We do not agree, however, that the word “silver,” at least in the context of a standard form multiperil policy for commercial and industrial applications, is an ambiguous word. In such a setting the word calls to mind not only finished silver articles (tableware, hollow ware), coins, and ingots, but also wire, bars, plates, sheets, dust, scrap, or other forms common in a commerical setting. The words “precious alloys” preclude any test based on purity, particularly where the silver in question here approximates sterling or coin silver in that respect. It is not questioned that photo waste is silver in its elemental, metallic form. In the circumstances, we hold that photo waste is silver within the meaning of the policy limitation clause. An argument can be made that it also is “bullion” as that word is used in the clause. See Jarrell-Ash Co. v. United States, 278 F. Supp. 658, 660-661 (Cust. Ct. 1968); United States Smelting Ref. & Mining Co. v. Aetna Cas. & Sur. Co., 372 F. Supp. 489, 495-496 (S.D.N.Y. 1974).

Count VI of the complaint concerns the liability of the insurer under the policy. The judgment should be amended to restate that liability as $1,000, plus interest.
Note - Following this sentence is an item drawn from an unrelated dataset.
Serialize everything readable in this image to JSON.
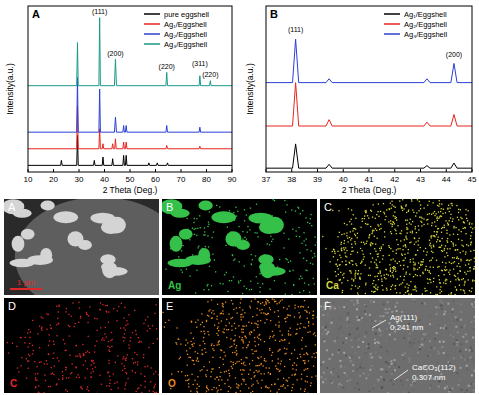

In accordance with the concessions at trial, the judgment should also be corrected to reflect that the plaintiff takes nothing under counts I, II, III, and IV. As thus modified, the judgment is affirmed.

So ordered.

The understandings, assented to either expressly or implicitly by counsel for all parties, had the effect of removing the insurer as a defendant in the counts (other than the G. L. c. 93A count) predicated on the agents’ failure to arrange for a policy which would have covered the loss.

The insurer’s contention in its brief that coverage for the loss is excluded altogether by § 1(VI)(A)(2) of the policy (“unexplained or mysterious disappearance of property”) is inconsistent with the position it took at trial and, in any event, may not be raised for the first time on appeal. Royal Indent. Co. v. Blakely, 372 Mass. 86, 87-88 (1977).

There were other grounds cited for dismissal of the appeals, which need not be gone into here. Dismissal was proper at least on the ground that the so-called judgment was not such in law, because it did not dispose of all claims. See Mass.R.Civ.P. 54(a), 365 Mass. 820 (1974); Acme Engr. & Mfg. Corp. v. Airadyne Co., 9 Mass. App. Ct. 762, 764 (1980); Bragdon v. Bradford O. Emerson, Inc., 19 Mass. App. Ct. 420, 421-422 (1985). No determination had been made for the entry of judgment on fewer than all the claims. See Mass.R.Civ.P. 54(b); J.B.L. Constr. Co. v. Lincoln Homes Corp., 9 Mass. App. Ct. 250, 252 (1980).

The plaintiff would also face other obstacles, because there were independent reasons for directing verdicts for one agent on all counts and for the other two agents on some counts.